Jinnai desenvainó su espada y saltó hacia Yoshimoto, pero un guerrero de Imagawa le agarró por detrás. Logró arrojarlo con facilidad al suelo, pero otro guerrero enemigo le atacó por el costado. Intentó esquivar el golpe, pero el primer soldado le había cogido del tobillo y le impidió moverse con suficiente rapidez. La espada del segundo soldado cortó a Jinnai limpiamente por la mitad.

—¡Mi señor! ¡Partid ahora mismo, por favor! Nuestros hombres están confusos y son incapaces de dominar al enemigo. Una retirada es lamentable, pero sólo es temporal.

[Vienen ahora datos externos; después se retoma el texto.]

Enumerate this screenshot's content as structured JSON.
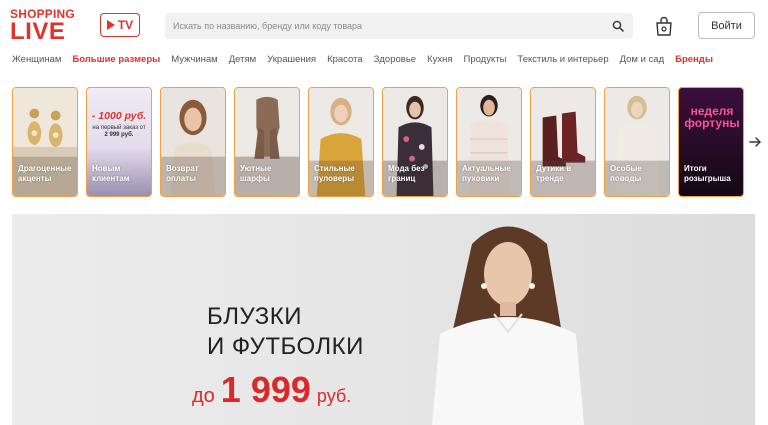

La cara del soldado estaba manchada de sangre. El otro soldado, totalmente cubierto de barro, se levantó de un salto, y los dos instaron a Yoshimoto a marcharse.

—¡Vamos! ¡En seguida, mi señor!

Pero en aquel momento...

—He venido a ver al gran Yoshimoto. Me llamo Hattori Koheita y estoy al servicio del señor Nobunaga.

Un hombretón estaba ante ellos, la cabeza cubierta por un yelmo de hierro con una trencilla negra sobre las cejas. Yoshimoto retrocedió un paso al tiempo que la larga lanza con asta roja del guerrero zumbaba al cortar el aire para embestirle.

El primer soldado interceptó el golpe con su cuerpo y cayó, atravesado, antes de que hubiera tenido tiempo de usar su espada. El otro hombre se apresuró a intervenir, pero también fue ensartado por la lanza de Koheita y se derrumbó sobre el cadáver de su camarada.

—¡Espera! ¿Adonde vas?

La lanza, rápida como el rayo, persiguió a Yoshimoto, el cual rodeaba ahora el tronco de un pino.